La môme: j'ai aps vu els témions, et ça ne m'attire pas vraiment. Par contre, j'ai vu la môme!!!

Tite brunette: merci ;)

McM: Quand je dis ça, c'est tout simplement qu'avec la vie que je mène maintenant, si j'avais fais pareil en 1981, alors que les gens ne savaient pas que la maladie existait, et donc ne se protégeaient pas, je l'aurais attrapé... Mais j'ai une vie dissolue moi, c'est tout!

pti-ange: bienvenue à toi, faut pas avoir peur de parler, je ne mords personne ;) Oui on vit avec, on n'a pas eu besoin de changer nous!

minilola: pourquoi toi tu savais ça depuis tes 5 ans? Moi j'ai découvert ça à 10 ans, en même temps que la sexualité, que les préservatifs, que le sida, et que les filles avaient du sang qui sortait de leur vagin tous les mois! (comment tu veux pas finir pédé après ça?)
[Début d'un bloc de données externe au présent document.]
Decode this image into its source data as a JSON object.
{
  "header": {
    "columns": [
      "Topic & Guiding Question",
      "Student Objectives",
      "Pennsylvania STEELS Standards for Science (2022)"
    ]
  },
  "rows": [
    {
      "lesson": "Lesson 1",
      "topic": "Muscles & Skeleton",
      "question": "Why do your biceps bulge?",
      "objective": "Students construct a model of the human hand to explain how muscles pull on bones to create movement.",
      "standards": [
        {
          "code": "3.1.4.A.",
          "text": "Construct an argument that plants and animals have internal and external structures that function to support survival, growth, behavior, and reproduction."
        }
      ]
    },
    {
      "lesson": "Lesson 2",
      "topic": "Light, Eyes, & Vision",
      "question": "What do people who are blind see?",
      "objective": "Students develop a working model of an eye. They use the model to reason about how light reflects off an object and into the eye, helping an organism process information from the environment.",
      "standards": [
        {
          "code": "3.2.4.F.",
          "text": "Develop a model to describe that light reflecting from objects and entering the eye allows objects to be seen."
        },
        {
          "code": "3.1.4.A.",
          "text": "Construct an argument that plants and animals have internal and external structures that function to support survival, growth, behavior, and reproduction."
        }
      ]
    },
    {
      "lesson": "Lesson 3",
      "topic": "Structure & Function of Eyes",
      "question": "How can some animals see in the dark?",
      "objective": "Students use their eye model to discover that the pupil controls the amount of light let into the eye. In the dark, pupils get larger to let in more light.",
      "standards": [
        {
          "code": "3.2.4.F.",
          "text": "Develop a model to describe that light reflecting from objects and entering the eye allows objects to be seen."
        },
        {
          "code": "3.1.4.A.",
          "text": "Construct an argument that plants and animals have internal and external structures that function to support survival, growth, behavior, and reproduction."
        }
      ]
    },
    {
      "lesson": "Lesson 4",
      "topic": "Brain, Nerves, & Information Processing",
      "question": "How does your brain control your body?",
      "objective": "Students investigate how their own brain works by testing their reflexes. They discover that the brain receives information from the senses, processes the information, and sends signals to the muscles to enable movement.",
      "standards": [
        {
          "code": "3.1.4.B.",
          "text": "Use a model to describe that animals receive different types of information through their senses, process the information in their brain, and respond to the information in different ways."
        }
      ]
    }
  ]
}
fcrank: oui il parait... Je le découvre en même temps que toi!

Elsa: oui on partage les mêmes interrogations c'est normal ;)

Anonyme a dit…

Si tu étais en 1961, tu es sûr d'une chose, c'est que tu serais mort.
Heureusement que la certitude n'intervient pas dans le processus de mort. Je connais des garçons nés dans ces eux-là, au moins sinon plus queutards que toi en leur temps, séropo depuis que le test existe, c'est dire depuis combien de temps, qui sont vivants, bien vivants, et qui vont parfaitement bien.
Je suis donc sûr d'une autre chose, c'est que si tu étais né en 1961, tu ne serais peut-être pas mort ! :)

Anonyme a dit…

@ la môme : oups j'aurais dû me taire alors ;o)

@ gauthier : merci de ton accueil

Petit Apollon a dit…

Protégeons-nous... Parce que là ça fait plus papa qui donne la leçon à ses enfants mais qui s'applique pas le motto à lui-même ;)

Kiss !

Anonyme a dit…

Rassuré de lire (ici) qu'il y a encore des gars qui écrivent que les jeunes font du n'importe quoi en matière de prévention. Je croyais un peu naïvement être le seul.